Suzlon Energy Ltd’s earnings for the three months ended 31 December continued a slide that had started some three years ago. Losses widened to Rs.1,154 crore, compared with Rs.286 crore a year earlier as the company faltered on execution.
The problem is well known. Suzlon’s high indebtedness and the resultant inability to raise working capital has restricted it from servicing orders. The lack of working capital bites, especially at a time when the firm’s order book stands at $7.7 billion.
In the December quarter, consolidated revenue declined by one-fifth from a year ago. The situation was so dire that the Indian unit, Suzlon Wind, posted a revenue of only Rs.31 crore, about 98% less than a year ago.

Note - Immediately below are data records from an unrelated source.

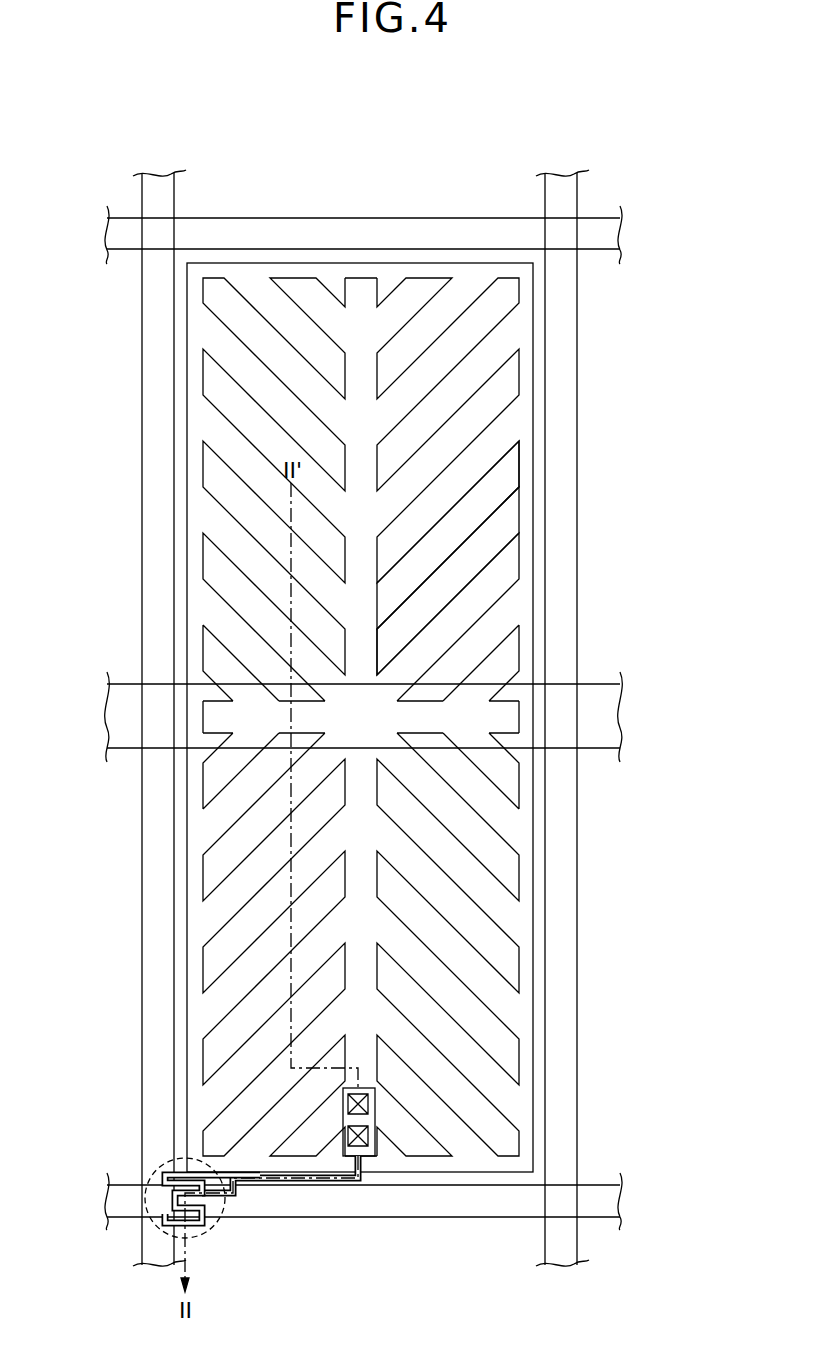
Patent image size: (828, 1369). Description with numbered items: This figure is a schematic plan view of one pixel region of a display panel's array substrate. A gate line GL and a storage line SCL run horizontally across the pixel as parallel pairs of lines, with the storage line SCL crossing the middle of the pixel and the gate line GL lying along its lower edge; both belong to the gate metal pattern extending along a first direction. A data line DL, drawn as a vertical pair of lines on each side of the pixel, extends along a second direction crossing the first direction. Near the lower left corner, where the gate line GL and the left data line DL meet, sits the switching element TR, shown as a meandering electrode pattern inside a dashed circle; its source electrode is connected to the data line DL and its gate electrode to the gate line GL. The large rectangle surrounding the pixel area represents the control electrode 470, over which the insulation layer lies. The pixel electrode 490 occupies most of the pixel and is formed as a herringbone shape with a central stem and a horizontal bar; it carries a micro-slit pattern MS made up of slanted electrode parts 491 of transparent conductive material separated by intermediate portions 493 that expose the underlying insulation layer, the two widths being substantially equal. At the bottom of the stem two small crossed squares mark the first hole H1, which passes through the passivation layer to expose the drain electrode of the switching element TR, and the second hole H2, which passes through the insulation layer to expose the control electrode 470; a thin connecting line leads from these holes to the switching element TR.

The pixel electrode 490 is at (352, 393).
The electrode part 491 is at (508, 462).
The intermediate portion 493 is at (519, 515).
The micro-slit pattern MS is at (546, 558).
The control electrode 470 is at (533, 590).
The storage line SCL is at (607, 716).
The gate line GL is at (610, 1200).
The data line DL is at (149, 1266).
The switching element TR is at (205, 1234).
The first hole H1 is at (369, 1135).
The second hole H2 is at (347, 1108).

This had two implications. One, the company had to pay penalties for delayed execution in the Indian market. Two, the markets where it was actually able to sell were low-margin markets, which dragged down operating margins.
In that event, it made a loss of Rs.313 crore at the earnings before interest, taxation, depreciation and amortization (Ebitda) level in the December quarter, compared with an income of Rs.406 crore a year ago. It has been making operating losses for the past couple of quarters as well.

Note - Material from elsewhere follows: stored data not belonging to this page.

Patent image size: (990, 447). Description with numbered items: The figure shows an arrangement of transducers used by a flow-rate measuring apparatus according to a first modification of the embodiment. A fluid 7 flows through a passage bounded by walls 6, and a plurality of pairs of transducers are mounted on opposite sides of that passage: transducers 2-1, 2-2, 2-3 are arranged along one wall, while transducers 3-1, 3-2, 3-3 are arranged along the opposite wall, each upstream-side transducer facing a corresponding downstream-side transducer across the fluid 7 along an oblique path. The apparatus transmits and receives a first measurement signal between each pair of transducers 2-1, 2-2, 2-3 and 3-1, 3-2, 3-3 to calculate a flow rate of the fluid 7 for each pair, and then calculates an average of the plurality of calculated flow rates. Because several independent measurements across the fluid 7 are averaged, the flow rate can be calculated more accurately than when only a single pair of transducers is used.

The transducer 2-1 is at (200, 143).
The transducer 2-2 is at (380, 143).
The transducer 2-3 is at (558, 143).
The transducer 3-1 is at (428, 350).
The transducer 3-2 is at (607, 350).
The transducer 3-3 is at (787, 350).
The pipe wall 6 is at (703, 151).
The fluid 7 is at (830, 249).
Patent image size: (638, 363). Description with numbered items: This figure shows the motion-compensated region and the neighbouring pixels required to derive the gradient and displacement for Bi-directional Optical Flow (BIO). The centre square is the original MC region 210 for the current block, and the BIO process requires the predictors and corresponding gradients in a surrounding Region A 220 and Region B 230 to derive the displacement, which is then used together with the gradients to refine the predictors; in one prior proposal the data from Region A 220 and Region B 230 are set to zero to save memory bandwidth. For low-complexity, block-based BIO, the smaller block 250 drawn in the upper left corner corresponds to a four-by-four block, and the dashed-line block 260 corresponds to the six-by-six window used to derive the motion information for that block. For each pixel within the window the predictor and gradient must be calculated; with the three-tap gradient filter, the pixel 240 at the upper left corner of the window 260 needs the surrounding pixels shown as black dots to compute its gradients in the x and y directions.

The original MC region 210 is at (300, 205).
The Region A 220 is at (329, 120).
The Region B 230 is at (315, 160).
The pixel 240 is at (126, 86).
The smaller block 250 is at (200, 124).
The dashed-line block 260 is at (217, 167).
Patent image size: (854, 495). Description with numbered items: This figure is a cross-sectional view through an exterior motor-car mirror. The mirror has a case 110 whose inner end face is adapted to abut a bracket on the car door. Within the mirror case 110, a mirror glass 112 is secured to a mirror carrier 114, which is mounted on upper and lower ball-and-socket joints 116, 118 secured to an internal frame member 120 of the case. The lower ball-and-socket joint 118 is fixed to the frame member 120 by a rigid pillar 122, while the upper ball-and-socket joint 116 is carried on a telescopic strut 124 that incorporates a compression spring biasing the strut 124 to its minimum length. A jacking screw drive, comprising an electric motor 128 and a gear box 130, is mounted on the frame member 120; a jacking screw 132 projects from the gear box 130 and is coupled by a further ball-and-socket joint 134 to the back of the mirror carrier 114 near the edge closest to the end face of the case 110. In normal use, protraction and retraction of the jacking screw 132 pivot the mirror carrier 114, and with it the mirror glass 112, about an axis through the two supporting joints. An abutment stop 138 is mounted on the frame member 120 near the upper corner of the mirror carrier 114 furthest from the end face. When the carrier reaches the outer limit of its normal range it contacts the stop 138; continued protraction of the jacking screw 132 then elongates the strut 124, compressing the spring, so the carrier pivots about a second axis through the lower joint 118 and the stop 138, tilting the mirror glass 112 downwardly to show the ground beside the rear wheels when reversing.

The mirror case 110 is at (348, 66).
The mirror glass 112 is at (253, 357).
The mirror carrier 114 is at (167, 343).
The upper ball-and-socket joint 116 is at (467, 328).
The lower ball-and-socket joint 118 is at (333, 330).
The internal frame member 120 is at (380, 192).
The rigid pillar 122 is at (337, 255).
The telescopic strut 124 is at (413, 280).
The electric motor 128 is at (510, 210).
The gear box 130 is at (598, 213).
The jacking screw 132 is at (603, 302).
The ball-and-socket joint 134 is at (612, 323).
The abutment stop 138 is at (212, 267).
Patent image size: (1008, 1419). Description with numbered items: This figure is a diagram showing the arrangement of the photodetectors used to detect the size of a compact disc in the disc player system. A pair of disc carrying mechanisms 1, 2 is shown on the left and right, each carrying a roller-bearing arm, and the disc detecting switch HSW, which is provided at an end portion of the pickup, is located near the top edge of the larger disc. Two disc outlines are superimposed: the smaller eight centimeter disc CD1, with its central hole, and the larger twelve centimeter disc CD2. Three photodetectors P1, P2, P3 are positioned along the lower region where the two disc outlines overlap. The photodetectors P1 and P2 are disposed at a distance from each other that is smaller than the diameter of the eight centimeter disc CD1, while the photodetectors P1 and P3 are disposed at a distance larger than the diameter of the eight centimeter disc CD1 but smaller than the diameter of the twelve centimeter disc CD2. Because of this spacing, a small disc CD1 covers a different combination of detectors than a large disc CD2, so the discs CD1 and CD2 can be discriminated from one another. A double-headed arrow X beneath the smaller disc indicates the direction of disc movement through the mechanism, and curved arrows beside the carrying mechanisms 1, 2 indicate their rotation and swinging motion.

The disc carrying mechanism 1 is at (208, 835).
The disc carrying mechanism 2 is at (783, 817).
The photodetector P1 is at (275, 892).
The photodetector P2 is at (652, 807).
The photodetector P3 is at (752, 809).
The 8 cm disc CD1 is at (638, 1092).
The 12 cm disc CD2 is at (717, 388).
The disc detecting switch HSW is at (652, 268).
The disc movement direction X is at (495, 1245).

Simply put, the company is not generating enough money to even cover its interest expenses, which amount to Rs.450 crore a quarter. It was no wonder that Suzlon defaulted on repayment of its foreign currency convertible bonds (FCCBs) worth $209 million (Rs.1,148 crore), which were due in October.

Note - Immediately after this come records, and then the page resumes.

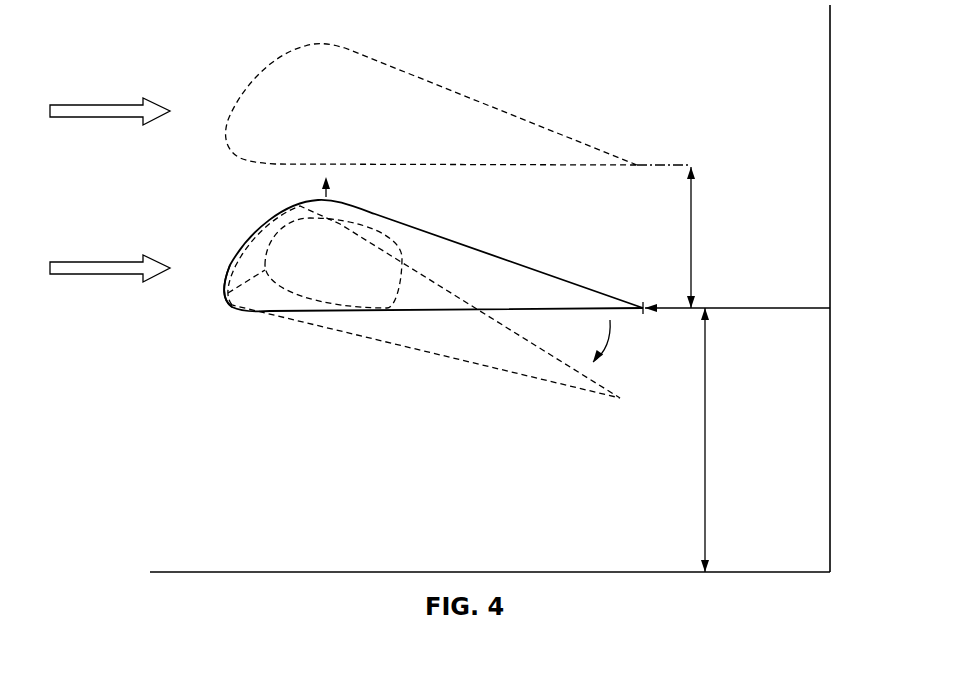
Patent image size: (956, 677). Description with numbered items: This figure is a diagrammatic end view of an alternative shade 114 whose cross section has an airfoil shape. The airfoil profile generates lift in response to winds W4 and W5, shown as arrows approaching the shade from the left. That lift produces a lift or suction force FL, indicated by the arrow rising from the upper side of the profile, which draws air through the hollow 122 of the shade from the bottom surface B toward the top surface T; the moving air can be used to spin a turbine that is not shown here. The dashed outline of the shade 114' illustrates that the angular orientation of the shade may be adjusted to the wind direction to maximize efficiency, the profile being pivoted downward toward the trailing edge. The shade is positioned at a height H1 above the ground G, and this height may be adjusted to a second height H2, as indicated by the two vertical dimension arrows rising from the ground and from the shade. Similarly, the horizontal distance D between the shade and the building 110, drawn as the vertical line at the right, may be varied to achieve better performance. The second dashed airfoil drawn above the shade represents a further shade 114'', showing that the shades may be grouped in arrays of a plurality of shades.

The building 110 is at (830, 175).
The shade 114 is at (433, 255).
The shade in adjusted angular orientation 114' is at (424, 322).
The additional shade of array 114'' is at (458, 99).
The hollow 122 is at (232, 306).
The top surface T is at (420, 226).
The bottom surface B is at (402, 313).
The ground G is at (346, 572).
The distance from building D is at (737, 307).
The height above ground H1 is at (705, 440).
The adjusted height H2 is at (691, 238).
The wind W4 is at (78, 105).
The wind W5 is at (83, 262).
The lift or suction force FL is at (341, 188).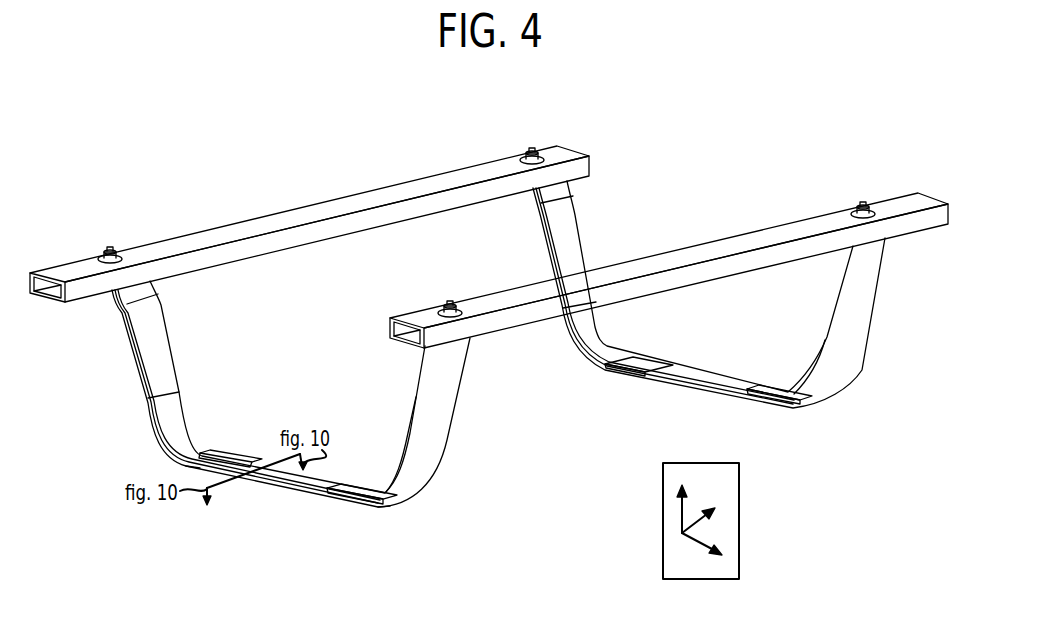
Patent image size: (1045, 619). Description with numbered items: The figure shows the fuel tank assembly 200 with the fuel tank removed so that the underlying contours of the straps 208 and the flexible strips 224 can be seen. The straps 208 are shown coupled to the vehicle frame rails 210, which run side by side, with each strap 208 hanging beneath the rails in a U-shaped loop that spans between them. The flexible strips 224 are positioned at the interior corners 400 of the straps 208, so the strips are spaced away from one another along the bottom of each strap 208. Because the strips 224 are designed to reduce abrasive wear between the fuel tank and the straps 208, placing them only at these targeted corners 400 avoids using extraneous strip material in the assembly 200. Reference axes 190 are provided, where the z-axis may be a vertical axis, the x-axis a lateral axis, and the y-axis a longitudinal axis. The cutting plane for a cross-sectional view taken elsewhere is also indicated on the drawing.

To be sure, the firm has been thrown a lifeline in the form of a Rs.9,500 crore loan-restructuring programme. Banks have agreed to allow Suzlon to suspend its principal and term-debt interest payments for two years, given it a 3% reduction in interest rates, and also a six-month moratorium on working capital. They have, besides, agreed to advance another Rs.1,800 crore as working capital.
That should free up cash to the extent of $1 billion, according to Suzlon, and let it get on with executing orders. But this proposal is expected to be implemented only by the end of March. While the company is also looking to sell some $500 million worth of non-critical assets, which should let it settle some debt, that is a long-term process. Secondly, Suzlon might have to pay some cash upfront to the holders of its October 2012 FCCBs as it attempts to restructure them since they will be junior to other similar instruments that come up for maturity in 2014 and 2016.
Thus, the company will suffer for at least one more quarter before it can resume normal operations.